The clubs. It was fun when it was fun. And that's just
not where I want to be. But I do want to express. Or
something.
Dinner
with Abeer was fun and somehow cleared my head. I will
get out a note book and figure out a goal and keep a
record of how I'm doing. I will do that today.
Deb was on her way over, bringing
lunch. We were gonna eat and watch a
movie (interesting but not that well done) while
she did her laundry. So I was looking at funds
for writers sites and CSPAN was on. There was a panel
discussion with Bill Clinton, Tony Blair, Olusegun Obasanjo,
Thabo Mbeki, Bill Gates and Bono. At first I thought
we might be playing a game of one of these things is
not like the other. Or maybe even two of these things.

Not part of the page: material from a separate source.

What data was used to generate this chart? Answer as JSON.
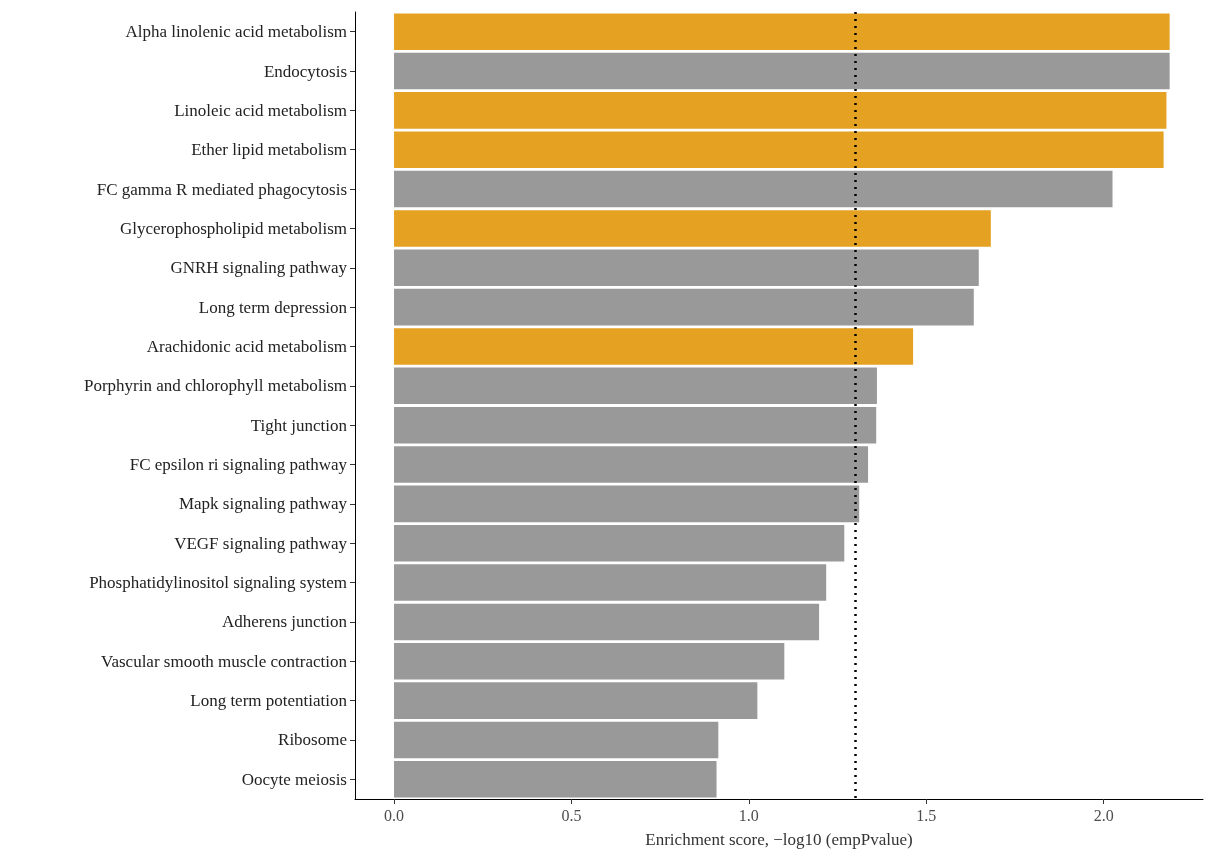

It was a discussion on G-8
and Africa being broadcast live from the World Economic
forum and actually quite interesting.
The
moderator was Christene
Ockrent who was quite challenging and sometimes
a bit loopy. She was asking Bono to imagine he was the
"president of England" and say what he would
do. He looked over at Tony Blair and said something
about how the Irish have been trying to do that for
years and everyone had a good laugh. I dunno. How does
the person who sang Sunday, Bloody Sunday sit next to
Blair and not make a more serious comment when handed
such an opportunity? It was funny. I will admit. I laughed.
The
summit has a blog.
The post about this panel is
interesting but not detailed, mostly focused on
the international tax plan. There's actually a better
report on the U2
web site but no mention of the Irish being offered
control of England.
I
didn't get to see the whole thing. I saw part of it
replayed later in the evening. I heard someone on KPFA
talking about the big Tsunami relief effort and lack
of funding for HIV/AIDS in Africa. The person had numbers
about deaths and funding that were overwhelming in contrast.

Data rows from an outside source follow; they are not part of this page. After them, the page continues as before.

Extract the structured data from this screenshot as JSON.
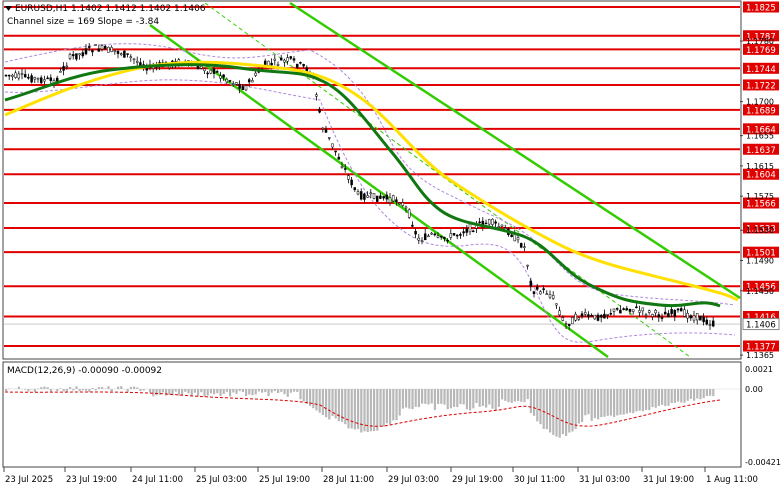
{
  "header": {
    "symbol_line": "EURUSD,H1  1.1402 1.1412 1.1402 1.1406",
    "channel_line": "Channel size = 169 Slope = -3.84"
  },
  "price_axis": {
    "labels": [
      "1.1780",
      "1.1700",
      "1.1655",
      "1.1615",
      "1.1575",
      "1.1530",
      "1.1490",
      "1.1450",
      "1.1365"
    ]
  },
  "levels": [
    {
      "label": "1.1825",
      "value": 1.1825
    },
    {
      "label": "1.1787",
      "value": 1.1787
    },
    {
      "label": "1.1769",
      "value": 1.1769
    },
    {
      "label": "1.1744",
      "value": 1.1744
    },
    {
      "label": "1.1722",
      "value": 1.1722
    },
    {
      "label": "1.1689",
      "value": 1.1689
    },
    {
      "label": "1.1664",
      "value": 1.1664
    },
    {
      "label": "1.1637",
      "value": 1.1637
    },
    {
      "label": "1.1604",
      "value": 1.1604
    },
    {
      "label": "1.1566",
      "value": 1.1566
    },
    {
      "label": "1.1533",
      "value": 1.1533
    },
    {
      "label": "1.1501",
      "value": 1.1501
    },
    {
      "label": "1.1456",
      "value": 1.1456
    },
    {
      "label": "1.1416",
      "value": 1.1416
    },
    {
      "label": "1.1377",
      "value": 1.1377
    }
  ],
  "current_price": {
    "label": "1.1406",
    "value": 1.1406
  },
  "macd": {
    "label": "MACD(12,26,9) -0.00090 -0.00092",
    "axis_labels": [
      "0.0021",
      "0.00",
      "-0.00421"
    ]
  },
  "time_axis": {
    "labels": [
      "23 Jul 2025",
      "23 Jul 19:00",
      "24 Jul 11:00",
      "25 Jul 03:00",
      "25 Jul 19:00",
      "28 Jul 11:00",
      "29 Jul 03:00",
      "29 Jul 19:00",
      "30 Jul 11:00",
      "31 Jul 03:00",
      "31 Jul 19:00",
      "1 Aug 11:00"
    ]
  },
  "colors": {
    "level_line": "#e00000",
    "level_label_bg": "#e00000",
    "channel": "#33cc00",
    "ma_fast": "#117711",
    "ma_slow": "#ffe000",
    "envelope": "#b088dd",
    "histogram": "#b8b8b8",
    "signal": "#dd0000"
  },
  "icons": {
    "symbol_marker": "triangle-down-icon"
  }
}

Not that I have any disapproval for the vigour with
which people are raising money for tsunami relief but
there is a way in which we get all worked up about something
and forget about everything else. Clinton said there
is little political will for allotting funds for the
HIV/AIDS crisis because there is no constituency. But
how do you build constituency? You educate.
So
I had a nice lunch and watched some Amish kids getting
high and worked on my scarf and all the while I was
thinking about debt relief, and the focus of private
funding as the main stay instead changing budget priorities
from military aggression to world health, education
and housing. There was a man in the audience who has
a relatively low cost plan to just make sure every one
has mosquito netting over their mats. Just that much
of an intervention would change the numbers on death
from infectious disease.
I keep forgetting to write
about seeing Lawrence
on the bus. He got on one stop after I did. I was already
in my seat and had my book out.
OK.
This is dopey. But I will admit. I tipped the book a
bit so that he could see what
I was reading. I don't know if he looked. I'm sure
he didn't care. What was I thinking?
Heh.
He
got off at the book
store and I rode off in my mobile reading room.